The editors state in the introduction of the book that they take the term multilingual corpus in a broad sense, even counting monolingual data coming from multilingual speakers. However, it appears to be a weakness to blur the boundary between “bilingual” and “multilingual” speakers and, accordingly data. In some contributions, this division is not clear, and therefore the reader might not really know whether the contribution is really about a multilingual corpus as the name of the book suggests. The lack of organizational information within the book (no enumeration for individual chapters under the relevant sections) may also present a challenge to the reader, especially since the overall distribution of the papers for each section is not exactly balanced. While some sections have more than five contributions, some have only two.
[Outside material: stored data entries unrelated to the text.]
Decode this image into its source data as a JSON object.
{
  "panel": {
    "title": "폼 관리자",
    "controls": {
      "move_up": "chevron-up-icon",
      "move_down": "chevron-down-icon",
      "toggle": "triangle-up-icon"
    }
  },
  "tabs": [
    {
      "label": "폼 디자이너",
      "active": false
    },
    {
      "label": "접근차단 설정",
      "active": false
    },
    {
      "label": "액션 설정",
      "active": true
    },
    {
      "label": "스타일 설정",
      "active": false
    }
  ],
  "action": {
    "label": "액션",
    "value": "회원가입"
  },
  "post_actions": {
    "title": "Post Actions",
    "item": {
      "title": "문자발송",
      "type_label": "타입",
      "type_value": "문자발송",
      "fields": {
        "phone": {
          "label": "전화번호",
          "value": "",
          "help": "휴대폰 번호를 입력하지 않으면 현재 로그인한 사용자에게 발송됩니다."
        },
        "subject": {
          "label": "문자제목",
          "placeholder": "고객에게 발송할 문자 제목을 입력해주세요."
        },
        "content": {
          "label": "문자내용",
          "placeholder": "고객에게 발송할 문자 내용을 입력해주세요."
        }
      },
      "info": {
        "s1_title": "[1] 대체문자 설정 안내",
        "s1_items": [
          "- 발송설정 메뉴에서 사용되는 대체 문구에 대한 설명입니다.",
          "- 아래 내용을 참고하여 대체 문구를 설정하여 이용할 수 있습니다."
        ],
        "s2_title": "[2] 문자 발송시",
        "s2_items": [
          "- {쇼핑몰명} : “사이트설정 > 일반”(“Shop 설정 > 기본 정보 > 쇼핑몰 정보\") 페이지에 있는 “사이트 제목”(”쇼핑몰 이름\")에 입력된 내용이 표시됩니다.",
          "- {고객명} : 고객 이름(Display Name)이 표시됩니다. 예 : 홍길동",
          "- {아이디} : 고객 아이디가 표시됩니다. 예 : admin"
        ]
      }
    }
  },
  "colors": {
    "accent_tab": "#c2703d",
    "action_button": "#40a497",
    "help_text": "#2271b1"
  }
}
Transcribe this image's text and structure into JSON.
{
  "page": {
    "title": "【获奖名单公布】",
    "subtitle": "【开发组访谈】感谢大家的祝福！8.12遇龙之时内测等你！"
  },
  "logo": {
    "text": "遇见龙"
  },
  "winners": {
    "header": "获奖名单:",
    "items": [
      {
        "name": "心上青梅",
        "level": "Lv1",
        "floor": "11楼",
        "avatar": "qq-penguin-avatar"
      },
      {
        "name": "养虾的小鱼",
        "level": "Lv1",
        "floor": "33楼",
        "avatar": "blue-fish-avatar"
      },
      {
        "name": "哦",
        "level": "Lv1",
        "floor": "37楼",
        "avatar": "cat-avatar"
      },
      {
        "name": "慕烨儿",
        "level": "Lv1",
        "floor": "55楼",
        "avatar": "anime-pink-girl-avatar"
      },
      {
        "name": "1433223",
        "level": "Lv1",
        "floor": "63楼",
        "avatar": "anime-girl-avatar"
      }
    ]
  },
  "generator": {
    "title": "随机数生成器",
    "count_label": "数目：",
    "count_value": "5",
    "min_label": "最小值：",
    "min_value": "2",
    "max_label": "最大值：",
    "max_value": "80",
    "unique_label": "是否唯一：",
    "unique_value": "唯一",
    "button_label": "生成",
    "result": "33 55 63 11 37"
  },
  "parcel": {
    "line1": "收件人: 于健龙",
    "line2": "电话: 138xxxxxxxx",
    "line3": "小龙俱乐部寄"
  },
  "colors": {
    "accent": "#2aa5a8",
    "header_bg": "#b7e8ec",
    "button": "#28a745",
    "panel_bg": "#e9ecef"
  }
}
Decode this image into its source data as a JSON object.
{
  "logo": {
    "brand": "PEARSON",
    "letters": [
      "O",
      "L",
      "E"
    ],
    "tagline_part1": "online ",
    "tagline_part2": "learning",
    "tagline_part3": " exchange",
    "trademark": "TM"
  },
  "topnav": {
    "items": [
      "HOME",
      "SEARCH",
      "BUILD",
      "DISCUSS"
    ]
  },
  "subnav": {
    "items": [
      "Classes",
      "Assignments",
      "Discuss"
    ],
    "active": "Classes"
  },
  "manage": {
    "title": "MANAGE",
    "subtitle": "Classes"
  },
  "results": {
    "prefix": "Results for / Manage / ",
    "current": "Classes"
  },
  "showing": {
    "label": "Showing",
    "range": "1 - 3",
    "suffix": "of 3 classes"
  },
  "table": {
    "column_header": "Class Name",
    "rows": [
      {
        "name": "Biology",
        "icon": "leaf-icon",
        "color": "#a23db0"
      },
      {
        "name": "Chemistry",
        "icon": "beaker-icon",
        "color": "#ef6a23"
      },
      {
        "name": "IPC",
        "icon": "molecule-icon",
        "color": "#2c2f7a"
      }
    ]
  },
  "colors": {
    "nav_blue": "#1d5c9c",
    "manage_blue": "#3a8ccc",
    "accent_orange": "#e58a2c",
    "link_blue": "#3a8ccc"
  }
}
A glossary of technical terms might also have been useful.

A last point of criticism concerns the representation of multilingual corpora, particularly those large in quantity. The contributions make little mention of corpora that are truly multilingual and recently created such as ELFA (English as an Academic Lingua Franca) and VOICE (Vienna Oxford Corpus of English). It is surprising to see how these two corpora remain largely unmentioned within the book (see Mauranen, 2003 for further detail about ELFA, and visit the VOICE website).

Altogether, however, the book has more strengths than weaknesses, and it addresses a long-standing gap in corpus linguistic research. I would strongly recommend the book to all linguists interested in aspects of corpus creation and multilingualism.